Search code examples
node.jscryptographyscrypt

Why Are node scrypt Hashes the Same Given the Same Inputs?


I was trying to find a compare or verify function for node's built-in crypto module, specifically for scrypt, as most password-hashing modules I have used have such a function. Then, I discovered why this was an impossible task: All hashes generated with these algorithms using the same parameters generate the same string (technically buffer). This is the case for many of crypto's hashing functions, including its pbkdf2 implementation.

Why is this safe? Isn't the whole (modern) point of a password/message hashing function that you can't generate the same password/message again using the same input? This is how the various bcrypt modules work, as well as the original version of scrypt, from which the built-in version, the one I'm asking about, got derived.

For example:

let scryptHash1;
let scryptHash2;
let scryptHash3;

let pbkdfHash1;
let pbkdfHash2;
let pbkdfHash3;

const key1 = 'my secret key';
const key2 = 'my other secret key';

const salt = 'my salt';

crypto.scrypt(key1, salt, 16, hash => scryptHash1 = hash);
crypto.scrypt(key1, salt, 16, hash => scryptHash2 = hash);
crypto.scrypt(key2, salt, 16, hash => scryptHash3 = hash);

scryptHash1.toString() === scryptHash2.toString(); // true
scryptHash1.toString() === scryptHash3.toString(); // false

crypto.pbkdf2(key1, salt, 16, 16, 'sha256', hash => pbkdfHash1 = hash);
crypto.pbkdf2(key1, salt, 16, 16, 'sha256', hash => pbkdfHash2 = hash);
crypto.pbkdf2(key2, salt, 16, 16, 'sha256', hash => pbkdfHash3 = hash);

pbkdfHash1.toString() === pbkdfHash2.toString(); // true
pbkdfHash1.toString() === pbkdfHash3.toString(); // false

I originally asked this question on Cryptography, as I'm more concerned about the safety than anything else, as I want to move from bcrypt to scrypt. However, as multiple people pointed out, and as I feared, the question is more about API design. That being said, any accepted answer should include why this method is safe, or safe enough to switch over (granting that "safe enough" is never safe enough). I took security as my major, but I'm now a web dev, and security changes all the time, though the core concepts stay mostly the same.


Solution

  • You seem to have some fundamental misunderstanding about password hashing. First and foremost, just as any hash function a password hashing function is also a function in the mathematical sense. I.e. it is simply a mapping that assigns a fixed value from its range to every element of its input domain.
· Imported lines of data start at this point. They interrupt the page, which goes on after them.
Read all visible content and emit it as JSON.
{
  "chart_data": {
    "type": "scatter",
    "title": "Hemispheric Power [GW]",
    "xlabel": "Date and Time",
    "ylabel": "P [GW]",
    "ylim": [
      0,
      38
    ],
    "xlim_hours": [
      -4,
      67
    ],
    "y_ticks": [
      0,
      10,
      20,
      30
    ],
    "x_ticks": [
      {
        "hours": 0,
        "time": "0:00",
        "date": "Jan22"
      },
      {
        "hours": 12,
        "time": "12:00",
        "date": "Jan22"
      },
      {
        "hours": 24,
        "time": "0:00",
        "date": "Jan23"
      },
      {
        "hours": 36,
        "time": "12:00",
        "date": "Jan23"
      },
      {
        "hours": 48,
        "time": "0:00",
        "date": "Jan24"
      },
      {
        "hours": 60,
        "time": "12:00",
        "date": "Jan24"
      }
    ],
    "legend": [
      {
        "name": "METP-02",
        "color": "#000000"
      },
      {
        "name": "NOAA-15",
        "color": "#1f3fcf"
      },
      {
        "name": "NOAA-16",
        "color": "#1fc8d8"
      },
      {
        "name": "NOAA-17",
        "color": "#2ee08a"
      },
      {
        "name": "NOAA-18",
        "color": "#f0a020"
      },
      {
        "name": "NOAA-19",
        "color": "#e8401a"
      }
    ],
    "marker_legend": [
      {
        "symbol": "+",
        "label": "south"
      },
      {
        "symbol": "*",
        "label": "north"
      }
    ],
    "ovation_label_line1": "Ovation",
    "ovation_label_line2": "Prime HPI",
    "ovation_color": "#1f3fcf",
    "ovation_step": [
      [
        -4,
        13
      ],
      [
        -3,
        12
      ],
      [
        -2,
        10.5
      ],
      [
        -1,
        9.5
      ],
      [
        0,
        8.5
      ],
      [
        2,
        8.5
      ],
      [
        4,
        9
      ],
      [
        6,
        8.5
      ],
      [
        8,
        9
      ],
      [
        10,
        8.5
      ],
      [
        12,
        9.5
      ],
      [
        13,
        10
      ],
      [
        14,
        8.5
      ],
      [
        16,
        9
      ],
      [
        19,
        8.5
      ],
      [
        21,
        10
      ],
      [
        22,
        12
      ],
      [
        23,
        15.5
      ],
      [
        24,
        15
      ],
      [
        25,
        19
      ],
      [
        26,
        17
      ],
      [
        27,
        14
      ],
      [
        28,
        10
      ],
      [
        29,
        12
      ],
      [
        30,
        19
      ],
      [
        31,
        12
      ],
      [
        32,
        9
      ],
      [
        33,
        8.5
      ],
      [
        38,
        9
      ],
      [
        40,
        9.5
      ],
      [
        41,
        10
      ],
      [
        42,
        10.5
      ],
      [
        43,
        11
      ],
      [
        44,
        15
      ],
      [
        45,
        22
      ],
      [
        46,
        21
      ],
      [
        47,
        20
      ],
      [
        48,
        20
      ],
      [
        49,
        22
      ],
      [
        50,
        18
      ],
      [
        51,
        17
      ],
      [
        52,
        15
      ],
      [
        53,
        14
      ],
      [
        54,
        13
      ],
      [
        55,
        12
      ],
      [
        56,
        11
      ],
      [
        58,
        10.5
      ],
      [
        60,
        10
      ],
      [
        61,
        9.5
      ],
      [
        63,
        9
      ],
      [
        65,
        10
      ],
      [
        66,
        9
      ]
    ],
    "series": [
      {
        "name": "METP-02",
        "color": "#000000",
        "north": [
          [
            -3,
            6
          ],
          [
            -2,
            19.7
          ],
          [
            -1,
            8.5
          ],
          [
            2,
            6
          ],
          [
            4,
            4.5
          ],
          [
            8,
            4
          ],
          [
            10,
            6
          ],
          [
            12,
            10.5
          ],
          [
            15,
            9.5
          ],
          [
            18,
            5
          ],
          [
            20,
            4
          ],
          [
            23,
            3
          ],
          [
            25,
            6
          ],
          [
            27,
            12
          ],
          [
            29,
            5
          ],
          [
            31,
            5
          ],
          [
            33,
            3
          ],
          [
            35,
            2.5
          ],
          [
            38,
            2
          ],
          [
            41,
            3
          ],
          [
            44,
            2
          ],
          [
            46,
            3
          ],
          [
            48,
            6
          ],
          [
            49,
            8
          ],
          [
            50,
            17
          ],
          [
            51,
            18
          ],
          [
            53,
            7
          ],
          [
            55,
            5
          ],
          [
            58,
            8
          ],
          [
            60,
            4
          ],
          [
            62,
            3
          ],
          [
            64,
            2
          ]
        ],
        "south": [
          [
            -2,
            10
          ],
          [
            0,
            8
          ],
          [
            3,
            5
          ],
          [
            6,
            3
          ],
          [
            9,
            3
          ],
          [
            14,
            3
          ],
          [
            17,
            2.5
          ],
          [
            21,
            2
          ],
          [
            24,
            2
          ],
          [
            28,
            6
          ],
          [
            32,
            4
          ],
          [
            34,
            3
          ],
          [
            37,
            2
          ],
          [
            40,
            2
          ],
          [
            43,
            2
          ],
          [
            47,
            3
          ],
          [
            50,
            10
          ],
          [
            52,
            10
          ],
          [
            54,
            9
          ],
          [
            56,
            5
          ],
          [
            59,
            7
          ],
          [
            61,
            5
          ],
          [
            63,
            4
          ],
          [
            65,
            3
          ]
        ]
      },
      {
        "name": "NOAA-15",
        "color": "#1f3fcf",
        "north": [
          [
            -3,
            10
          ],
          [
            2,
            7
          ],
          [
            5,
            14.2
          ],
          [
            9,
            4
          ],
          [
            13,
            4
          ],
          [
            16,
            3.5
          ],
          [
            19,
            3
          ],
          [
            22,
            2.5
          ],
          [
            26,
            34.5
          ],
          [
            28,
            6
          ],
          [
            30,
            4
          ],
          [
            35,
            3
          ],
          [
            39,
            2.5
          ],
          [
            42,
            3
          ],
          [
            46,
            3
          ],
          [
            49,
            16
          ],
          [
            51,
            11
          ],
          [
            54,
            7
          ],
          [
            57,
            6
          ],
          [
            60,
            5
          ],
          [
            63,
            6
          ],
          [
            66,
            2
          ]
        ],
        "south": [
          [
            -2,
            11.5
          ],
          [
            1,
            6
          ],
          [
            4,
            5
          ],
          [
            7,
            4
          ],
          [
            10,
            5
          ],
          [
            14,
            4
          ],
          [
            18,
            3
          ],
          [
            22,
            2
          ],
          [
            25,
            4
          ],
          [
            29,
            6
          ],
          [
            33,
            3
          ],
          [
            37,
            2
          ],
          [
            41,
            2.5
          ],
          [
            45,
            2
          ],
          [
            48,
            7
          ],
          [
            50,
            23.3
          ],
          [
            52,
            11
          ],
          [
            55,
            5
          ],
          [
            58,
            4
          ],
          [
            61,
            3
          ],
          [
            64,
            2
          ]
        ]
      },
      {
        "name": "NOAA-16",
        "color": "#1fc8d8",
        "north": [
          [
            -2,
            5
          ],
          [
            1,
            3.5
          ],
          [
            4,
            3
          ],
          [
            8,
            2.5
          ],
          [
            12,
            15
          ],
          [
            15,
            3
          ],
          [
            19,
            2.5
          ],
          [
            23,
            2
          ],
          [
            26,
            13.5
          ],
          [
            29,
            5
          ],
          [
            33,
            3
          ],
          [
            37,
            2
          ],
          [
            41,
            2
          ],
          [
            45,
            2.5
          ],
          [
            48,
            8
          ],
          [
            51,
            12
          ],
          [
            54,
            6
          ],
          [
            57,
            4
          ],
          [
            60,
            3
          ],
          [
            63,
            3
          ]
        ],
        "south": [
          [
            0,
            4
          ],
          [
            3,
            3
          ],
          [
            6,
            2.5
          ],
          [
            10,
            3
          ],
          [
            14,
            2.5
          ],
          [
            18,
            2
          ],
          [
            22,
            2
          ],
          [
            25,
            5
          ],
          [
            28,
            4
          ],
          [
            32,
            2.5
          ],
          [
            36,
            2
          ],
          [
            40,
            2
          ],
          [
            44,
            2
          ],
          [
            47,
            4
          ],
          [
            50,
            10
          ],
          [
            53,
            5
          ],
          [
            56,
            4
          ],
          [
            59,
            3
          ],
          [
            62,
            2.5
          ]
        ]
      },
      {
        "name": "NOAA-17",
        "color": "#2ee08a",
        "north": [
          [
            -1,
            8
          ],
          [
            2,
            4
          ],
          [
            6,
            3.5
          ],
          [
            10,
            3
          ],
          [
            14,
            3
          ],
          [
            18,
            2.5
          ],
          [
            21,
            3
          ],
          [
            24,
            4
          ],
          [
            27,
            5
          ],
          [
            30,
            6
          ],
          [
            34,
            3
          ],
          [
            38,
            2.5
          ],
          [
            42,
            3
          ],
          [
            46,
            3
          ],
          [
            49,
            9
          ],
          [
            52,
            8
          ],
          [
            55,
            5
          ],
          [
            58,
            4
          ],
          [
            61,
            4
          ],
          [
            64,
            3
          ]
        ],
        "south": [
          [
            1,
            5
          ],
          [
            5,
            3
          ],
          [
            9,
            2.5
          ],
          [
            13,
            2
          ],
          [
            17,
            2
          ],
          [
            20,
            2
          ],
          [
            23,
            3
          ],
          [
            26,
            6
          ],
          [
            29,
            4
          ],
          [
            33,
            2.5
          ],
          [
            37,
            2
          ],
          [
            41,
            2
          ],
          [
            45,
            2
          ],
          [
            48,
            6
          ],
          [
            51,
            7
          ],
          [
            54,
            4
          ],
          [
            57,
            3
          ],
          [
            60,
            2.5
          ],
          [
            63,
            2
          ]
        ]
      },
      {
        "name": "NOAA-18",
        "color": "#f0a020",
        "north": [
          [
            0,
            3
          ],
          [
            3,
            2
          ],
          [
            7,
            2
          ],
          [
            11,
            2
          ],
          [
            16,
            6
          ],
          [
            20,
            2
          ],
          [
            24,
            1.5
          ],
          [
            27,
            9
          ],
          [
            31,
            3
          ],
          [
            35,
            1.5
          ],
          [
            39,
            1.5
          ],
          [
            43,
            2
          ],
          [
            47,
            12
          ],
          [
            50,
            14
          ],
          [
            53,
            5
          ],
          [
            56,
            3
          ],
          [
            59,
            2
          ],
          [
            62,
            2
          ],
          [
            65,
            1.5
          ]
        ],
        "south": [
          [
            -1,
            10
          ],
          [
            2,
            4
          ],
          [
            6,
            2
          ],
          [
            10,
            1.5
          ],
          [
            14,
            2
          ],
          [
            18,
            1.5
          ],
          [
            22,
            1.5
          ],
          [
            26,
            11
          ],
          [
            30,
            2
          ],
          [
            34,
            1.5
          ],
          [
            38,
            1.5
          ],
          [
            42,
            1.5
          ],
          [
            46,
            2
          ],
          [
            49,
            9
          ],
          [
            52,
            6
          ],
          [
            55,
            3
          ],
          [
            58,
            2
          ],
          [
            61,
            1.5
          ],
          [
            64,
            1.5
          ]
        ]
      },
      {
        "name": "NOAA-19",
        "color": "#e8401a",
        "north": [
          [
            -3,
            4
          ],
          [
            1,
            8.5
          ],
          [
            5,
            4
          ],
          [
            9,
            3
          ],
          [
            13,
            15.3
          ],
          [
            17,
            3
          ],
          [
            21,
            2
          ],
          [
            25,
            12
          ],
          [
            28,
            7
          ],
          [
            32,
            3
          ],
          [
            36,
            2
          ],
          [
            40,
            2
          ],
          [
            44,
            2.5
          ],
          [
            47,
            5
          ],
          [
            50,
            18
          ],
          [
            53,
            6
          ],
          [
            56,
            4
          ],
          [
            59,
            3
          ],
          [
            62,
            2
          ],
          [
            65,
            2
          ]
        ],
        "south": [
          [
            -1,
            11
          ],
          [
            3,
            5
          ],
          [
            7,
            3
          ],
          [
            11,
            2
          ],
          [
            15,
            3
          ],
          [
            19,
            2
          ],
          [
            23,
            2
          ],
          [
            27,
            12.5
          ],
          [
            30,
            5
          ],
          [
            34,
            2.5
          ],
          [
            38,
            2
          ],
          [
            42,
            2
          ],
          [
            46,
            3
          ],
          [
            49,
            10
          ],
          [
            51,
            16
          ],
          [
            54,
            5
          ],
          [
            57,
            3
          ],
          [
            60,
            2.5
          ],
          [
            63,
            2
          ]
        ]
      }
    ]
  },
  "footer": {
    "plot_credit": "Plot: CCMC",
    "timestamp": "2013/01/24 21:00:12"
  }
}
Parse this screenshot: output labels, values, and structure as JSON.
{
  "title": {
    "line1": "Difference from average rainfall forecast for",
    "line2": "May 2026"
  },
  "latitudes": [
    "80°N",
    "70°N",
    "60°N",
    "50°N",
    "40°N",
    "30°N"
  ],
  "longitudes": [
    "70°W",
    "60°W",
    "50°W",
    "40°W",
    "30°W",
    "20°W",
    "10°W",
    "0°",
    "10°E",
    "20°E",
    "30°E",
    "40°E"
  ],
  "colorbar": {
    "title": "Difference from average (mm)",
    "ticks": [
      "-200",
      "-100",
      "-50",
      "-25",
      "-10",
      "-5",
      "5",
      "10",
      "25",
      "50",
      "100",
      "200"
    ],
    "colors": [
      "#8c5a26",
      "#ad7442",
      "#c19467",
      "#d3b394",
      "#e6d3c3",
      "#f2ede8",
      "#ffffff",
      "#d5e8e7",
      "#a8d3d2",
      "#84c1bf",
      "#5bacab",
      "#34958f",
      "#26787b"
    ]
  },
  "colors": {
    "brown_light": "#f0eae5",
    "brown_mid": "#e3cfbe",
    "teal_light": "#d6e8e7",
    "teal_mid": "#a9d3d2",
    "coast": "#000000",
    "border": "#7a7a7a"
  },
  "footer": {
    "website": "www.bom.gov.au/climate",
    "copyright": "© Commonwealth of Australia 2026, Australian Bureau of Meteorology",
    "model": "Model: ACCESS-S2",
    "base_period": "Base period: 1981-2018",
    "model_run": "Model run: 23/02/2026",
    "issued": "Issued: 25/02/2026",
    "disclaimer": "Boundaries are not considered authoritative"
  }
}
    What sets password hashes apart from regular hashes is two things: First, they are designed to be slow and/or use large amounts of memory when evaluated. (This is irrelevant for our discussion here.) And second they take a second input, the salt.

    For a password hashing function H you want that for any fixed password m and any two salts s≠ s' it not only holds that H(m,s)≠ H(m,s'), but also given both hash values and salts you should not be able to detect that they are hash values of the same m.

    What you seem confused about are different choices of API design. Specifically who gets to choose the salt. Every time a new password m is hashed (e.g. to be entered into a database), a fresh uniformly random salt s should be chosen and then the hash value h:=H(m,s) is computed and both h and s are stored in the database. Whenever someone claiming to be that same user submits a password m' to authenticate themselves, what happens is that (h,s) is retrieved and its checked whether h=H(m',s).

    Now the question is who chooses the salt. It appears that APIs you are familiar with do not trust the user to do so. So when you make a call to hash password m, the library will choose a salt s, compute h and output h'=(h,s) as a "hash value". To check whether a password m' is correct, you then submit h',m' and the library will extract the salt, recompute the hash and compare.

    The library you are now looking at expects the user to choose the salt. I.e., each time you create a new entry in a password database you have to choose a new salt, compute h=H(m,s) and store both (h,s). Since the library in this case does not attempt to "hide" anything from you, you need to take care of the comparison.